Stoppard is knowledgeable and cultured, but he abstracts the family history in an impermissible manner from the general course of historical development. There are sobering moments, but the play’s warnings become very one-sided, ignoring the actual history of the first half of the century, with all its upheavals and revolutionary potential.
The dramatist is arguing that the threat of anti-Semitism is real, and this warning is indeed a timely one. But the play tends to separate anti-Semitism from fascism, from its socioeconomic roots. It suggests, along the lines argued by figures such as Daniel Goldhagen, in Hitler’s Willing Executioners, that the age-old prejudice is rooted in the history—the DNA, metaphorically speaking—of the German people and of the population of many other countries as well.
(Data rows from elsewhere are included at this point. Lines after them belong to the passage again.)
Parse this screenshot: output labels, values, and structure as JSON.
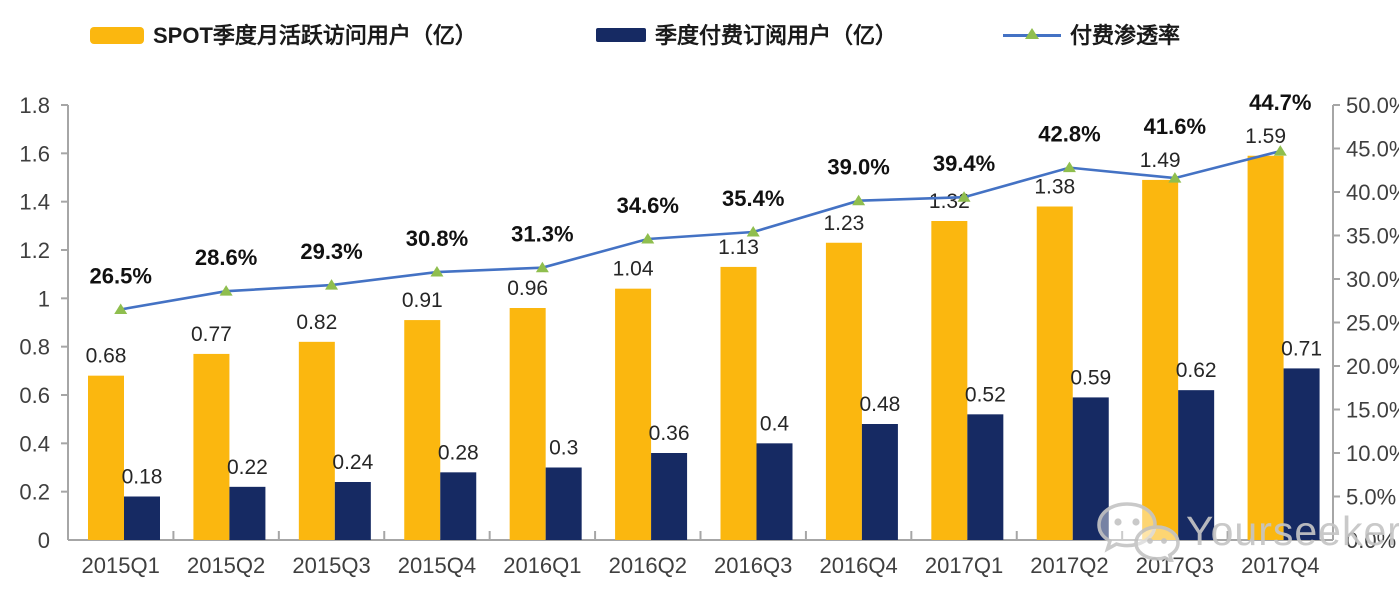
{
  "legend": {
    "items": [
      {
        "label": "SPOT季度月活跃访问用户（亿）",
        "color": "#FBB70F",
        "type": "bar"
      },
      {
        "label": "季度付费订阅用户（亿）",
        "color": "#162A63",
        "type": "bar"
      },
      {
        "label": "付费渗透率",
        "color": "#4472C4",
        "marker_color": "#8FBE4E",
        "type": "line"
      }
    ]
  },
  "watermark": {
    "text": "Yourseeker",
    "icon": "wechat-icon",
    "color": "#c5c5c5"
  },
  "chart_data": {
    "type": "bar",
    "subtype": "grouped-bars-with-line-overlay",
    "categories": [
      "2015Q1",
      "2015Q2",
      "2015Q3",
      "2015Q4",
      "2016Q1",
      "2016Q2",
      "2016Q3",
      "2016Q4",
      "2017Q1",
      "2017Q2",
      "2017Q3",
      "2017Q4"
    ],
    "series": [
      {
        "name": "SPOT季度月活跃访问用户（亿）",
        "type": "bar",
        "axis": "left",
        "color": "#FBB70F",
        "values": [
          0.68,
          0.77,
          0.82,
          0.91,
          0.96,
          1.04,
          1.13,
          1.23,
          1.32,
          1.38,
          1.49,
          1.59
        ],
        "labels": [
          "0.68",
          "0.77",
          "0.82",
          "0.91",
          "0.96",
          "1.04",
          "1.13",
          "1.23",
          "1.32",
          "1.38",
          "1.49",
          "1.59"
        ]
      },
      {
        "name": "季度付费订阅用户（亿）",
        "type": "bar",
        "axis": "left",
        "color": "#162A63",
        "values": [
          0.18,
          0.22,
          0.24,
          0.28,
          0.3,
          0.36,
          0.4,
          0.48,
          0.52,
          0.59,
          0.62,
          0.71
        ],
        "labels": [
          "0.18",
          "0.22",
          "0.24",
          "0.28",
          "0.3",
          "0.36",
          "0.4",
          "0.48",
          "0.52",
          "0.59",
          "0.62",
          "0.71"
        ]
      },
      {
        "name": "付费渗透率",
        "type": "line",
        "axis": "right",
        "color": "#4472C4",
        "marker": "triangle",
        "marker_color": "#8FBE4E",
        "values": [
          26.5,
          28.6,
          29.3,
          30.8,
          31.3,
          34.6,
          35.4,
          39.0,
          39.4,
          42.8,
          41.6,
          44.7
        ],
        "labels": [
          "26.5%",
          "28.6%",
          "29.3%",
          "30.8%",
          "31.3%",
          "34.6%",
          "35.4%",
          "39.0%",
          "39.4%",
          "42.8%",
          "41.6%",
          "44.7%"
        ]
      }
    ],
    "left_axis": {
      "min": 0,
      "max": 1.8,
      "step": 0.2,
      "tick_labels": [
        "0",
        "0.2",
        "0.4",
        "0.6",
        "0.8",
        "1",
        "1.2",
        "1.4",
        "1.6",
        "1.8"
      ]
    },
    "right_axis": {
      "min": 0,
      "max": 50,
      "step": 5,
      "tick_labels": [
        "0.0%",
        "5.0%",
        "10.0%",
        "15.0%",
        "20.0%",
        "25.0%",
        "30.0%",
        "35.0%",
        "40.0%",
        "45.0%",
        "50.0%"
      ]
    },
    "grid": false,
    "legend_position": "top",
    "axis_color": "#A6A6A6",
    "tick_text_color": "#3f3f3f",
    "value_label_color": "#262626",
    "pct_label_color": "#111111"
  }
}
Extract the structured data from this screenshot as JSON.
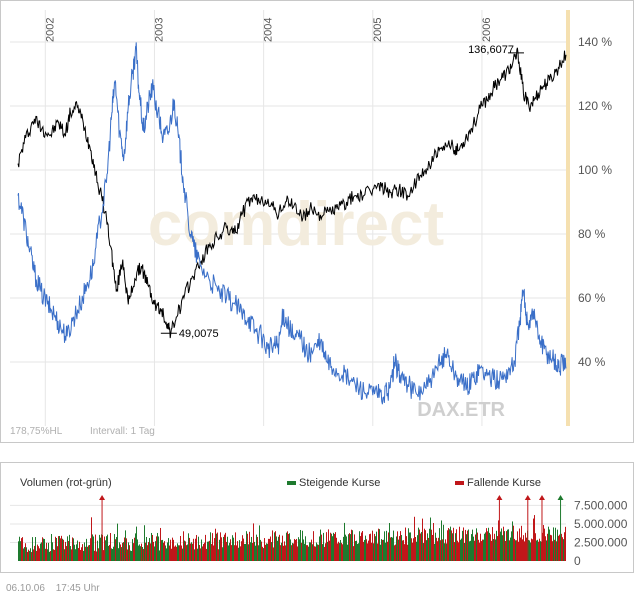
{
  "chart_data": [
    {
      "type": "line",
      "x_labels": [
        "2002",
        "2003",
        "2004",
        "2005",
        "2006"
      ],
      "y_ticks": [
        "140 %",
        "120 %",
        "100 %",
        "80 %",
        "60 %",
        "40 %"
      ],
      "y_tick_values": [
        140,
        120,
        100,
        80,
        60,
        40
      ],
      "ylim": [
        20,
        150
      ],
      "xlim": [
        2001.75,
        2006.77
      ],
      "grid": true,
      "watermark": "comdirect",
      "symbol_label": "DAX.ETR",
      "info_left": "178,75%HL",
      "info_interval": "Intervall: 1 Tag",
      "annotations": [
        {
          "text": "136,6077",
          "x": 2006.33,
          "y": 136.6
        },
        {
          "text": "49,0075",
          "x": 2003.15,
          "y": 49.0
        }
      ],
      "series": [
        {
          "color": "#000000",
          "points": [
            [
              2001.75,
              102
            ],
            [
              2001.82,
              110
            ],
            [
              2001.9,
              116
            ],
            [
              2001.97,
              113
            ],
            [
              2002.05,
              111
            ],
            [
              2002.12,
              115
            ],
            [
              2002.18,
              111
            ],
            [
              2002.23,
              118
            ],
            [
              2002.3,
              120
            ],
            [
              2002.36,
              113
            ],
            [
              2002.42,
              106
            ],
            [
              2002.48,
              96
            ],
            [
              2002.55,
              87
            ],
            [
              2002.6,
              76
            ],
            [
              2002.65,
              62
            ],
            [
              2002.71,
              72
            ],
            [
              2002.76,
              58
            ],
            [
              2002.82,
              66
            ],
            [
              2002.88,
              70
            ],
            [
              2002.94,
              64
            ],
            [
              2003.0,
              58
            ],
            [
              2003.06,
              56
            ],
            [
              2003.12,
              52
            ],
            [
              2003.15,
              49
            ],
            [
              2003.2,
              54
            ],
            [
              2003.27,
              60
            ],
            [
              2003.34,
              66
            ],
            [
              2003.42,
              71
            ],
            [
              2003.5,
              76
            ],
            [
              2003.58,
              79
            ],
            [
              2003.66,
              82
            ],
            [
              2003.73,
              80
            ],
            [
              2003.8,
              86
            ],
            [
              2003.88,
              91
            ],
            [
              2003.96,
              90
            ],
            [
              2004.04,
              91
            ],
            [
              2004.12,
              86
            ],
            [
              2004.2,
              90
            ],
            [
              2004.28,
              89
            ],
            [
              2004.36,
              85
            ],
            [
              2004.44,
              88
            ],
            [
              2004.52,
              86
            ],
            [
              2004.6,
              87
            ],
            [
              2004.68,
              88
            ],
            [
              2004.76,
              90
            ],
            [
              2004.84,
              92
            ],
            [
              2004.92,
              92
            ],
            [
              2005.0,
              94
            ],
            [
              2005.08,
              95
            ],
            [
              2005.16,
              93
            ],
            [
              2005.24,
              94
            ],
            [
              2005.32,
              92
            ],
            [
              2005.4,
              96
            ],
            [
              2005.48,
              100
            ],
            [
              2005.56,
              104
            ],
            [
              2005.64,
              106
            ],
            [
              2005.72,
              108
            ],
            [
              2005.78,
              106
            ],
            [
              2005.85,
              110
            ],
            [
              2005.92,
              114
            ],
            [
              2006.0,
              120
            ],
            [
              2006.08,
              124
            ],
            [
              2006.15,
              128
            ],
            [
              2006.22,
              130
            ],
            [
              2006.28,
              133
            ],
            [
              2006.33,
              136.6
            ],
            [
              2006.38,
              124
            ],
            [
              2006.43,
              120
            ],
            [
              2006.48,
              122
            ],
            [
              2006.55,
              126
            ],
            [
              2006.62,
              128
            ],
            [
              2006.7,
              132
            ],
            [
              2006.77,
              136
            ]
          ]
        },
        {
          "color": "#3a6fc8",
          "points": [
            [
              2001.75,
              92
            ],
            [
              2001.8,
              85
            ],
            [
              2001.85,
              76
            ],
            [
              2001.9,
              68
            ],
            [
              2001.96,
              62
            ],
            [
              2002.02,
              58
            ],
            [
              2002.08,
              55
            ],
            [
              2002.14,
              51
            ],
            [
              2002.2,
              48
            ],
            [
              2002.26,
              54
            ],
            [
              2002.32,
              58
            ],
            [
              2002.38,
              64
            ],
            [
              2002.44,
              70
            ],
            [
              2002.5,
              84
            ],
            [
              2002.56,
              96
            ],
            [
              2002.61,
              118
            ],
            [
              2002.64,
              128
            ],
            [
              2002.68,
              112
            ],
            [
              2002.72,
              104
            ],
            [
              2002.76,
              120
            ],
            [
              2002.8,
              130
            ],
            [
              2002.83,
              138
            ],
            [
              2002.86,
              124
            ],
            [
              2002.9,
              112
            ],
            [
              2002.94,
              120
            ],
            [
              2002.98,
              126
            ],
            [
              2003.03,
              118
            ],
            [
              2003.08,
              110
            ],
            [
              2003.13,
              112
            ],
            [
              2003.18,
              122
            ],
            [
              2003.22,
              110
            ],
            [
              2003.26,
              98
            ],
            [
              2003.31,
              84
            ],
            [
              2003.36,
              76
            ],
            [
              2003.42,
              70
            ],
            [
              2003.5,
              66
            ],
            [
              2003.58,
              62
            ],
            [
              2003.66,
              60
            ],
            [
              2003.74,
              58
            ],
            [
              2003.8,
              55
            ],
            [
              2003.86,
              54
            ],
            [
              2003.92,
              50
            ],
            [
              2003.98,
              48
            ],
            [
              2004.04,
              44
            ],
            [
              2004.1,
              45
            ],
            [
              2004.14,
              46
            ],
            [
              2004.18,
              55
            ],
            [
              2004.22,
              52
            ],
            [
              2004.28,
              47
            ],
            [
              2004.34,
              48
            ],
            [
              2004.4,
              42
            ],
            [
              2004.46,
              44
            ],
            [
              2004.52,
              46
            ],
            [
              2004.58,
              40
            ],
            [
              2004.64,
              38
            ],
            [
              2004.72,
              36
            ],
            [
              2004.8,
              34
            ],
            [
              2004.88,
              32
            ],
            [
              2004.96,
              30
            ],
            [
              2005.04,
              30
            ],
            [
              2005.1,
              29
            ],
            [
              2005.16,
              32
            ],
            [
              2005.2,
              40
            ],
            [
              2005.25,
              36
            ],
            [
              2005.32,
              33
            ],
            [
              2005.4,
              30
            ],
            [
              2005.48,
              32
            ],
            [
              2005.56,
              35
            ],
            [
              2005.62,
              40
            ],
            [
              2005.68,
              43
            ],
            [
              2005.74,
              37
            ],
            [
              2005.8,
              34
            ],
            [
              2005.86,
              32
            ],
            [
              2005.92,
              35
            ],
            [
              2005.98,
              38
            ],
            [
              2006.05,
              36
            ],
            [
              2006.12,
              34
            ],
            [
              2006.18,
              35
            ],
            [
              2006.24,
              37
            ],
            [
              2006.3,
              40
            ],
            [
              2006.35,
              54
            ],
            [
              2006.38,
              62
            ],
            [
              2006.42,
              52
            ],
            [
              2006.47,
              56
            ],
            [
              2006.52,
              48
            ],
            [
              2006.57,
              44
            ],
            [
              2006.62,
              42
            ],
            [
              2006.66,
              41
            ],
            [
              2006.7,
              38
            ],
            [
              2006.74,
              40
            ],
            [
              2006.77,
              38
            ]
          ]
        }
      ]
    },
    {
      "type": "bar",
      "title": "Volumen (rot-grün)",
      "legend": [
        {
          "name": "Steigende Kurse",
          "color": "#1e7a2e"
        },
        {
          "name": "Fallende Kurse",
          "color": "#c0171a"
        }
      ],
      "y_ticks": [
        "7.500.000",
        "5.000.000",
        "2.500.000",
        "0"
      ],
      "y_tick_values": [
        7500000,
        5000000,
        2500000,
        0
      ],
      "ylim": [
        0,
        8500000
      ],
      "xlim": [
        2001.75,
        2006.77
      ],
      "up_color": "#1e7a2e",
      "down_color": "#c0171a",
      "spikes": [
        {
          "x": 2002.52,
          "color": "#c0171a"
        },
        {
          "x": 2006.16,
          "color": "#c0171a"
        },
        {
          "x": 2006.42,
          "color": "#c0171a"
        },
        {
          "x": 2006.55,
          "color": "#c0171a"
        },
        {
          "x": 2006.72,
          "color": "#1e7a2e"
        }
      ]
    }
  ],
  "footer": {
    "date": "06.10.06",
    "time": "17:45 Uhr"
  }
}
The reference to Theodor Herzl in the first few minutes of the play can only be interpreted as an indication of the Zionist founder’s prescience. The tragedy depicted in Leopoldstadt is seen as inevitable. The two world wars in the 20th century are not explained. Because of his orientation and history, Stoppard has no doubt never thought about what the working class coming to power in 1923 in a socialist revolution in Germany would have meant, but his audience is not obliged to follow his example. The playwright does not even hint that Hitler could have been stopped, that the mass parties of the German working class commanded more support than the Nazis on the eve of Hitler’s ascent into the chancellorship.
What follows from Stoppard’s premises is that the only defense against anti-Semitism is Zionism. This is exactly the argument made by Zionism today. All talk of Jews surviving and thriving elsewhere without at least the option of salvation in the Zionist state is depicted as akin to the foolish and blind complacency of Hermann Merz. The bitterest irony is that these arguments are made at the very same time that Zionism is virtually completing its own journey from nationalism to chauvinism and extreme reaction, as expressed in the makeup of Netanyahu’s latest cabinet. The Zionist regime is not only politically embraced by much of the far right; its oppression of the Palestinian people is also stoking anti-Semitism.
Of course Stoppard does not spell our these points. He may share the concerns of most liberals with the shift of Israeli politics to the extreme right, and with the decades-long occupation of the territories seized in the 1967 war. But that does not change the fact that Leopoldstadt limits itself to the surface and points in the wrong direction when it comes to the fight against anti-Semitism and fascism.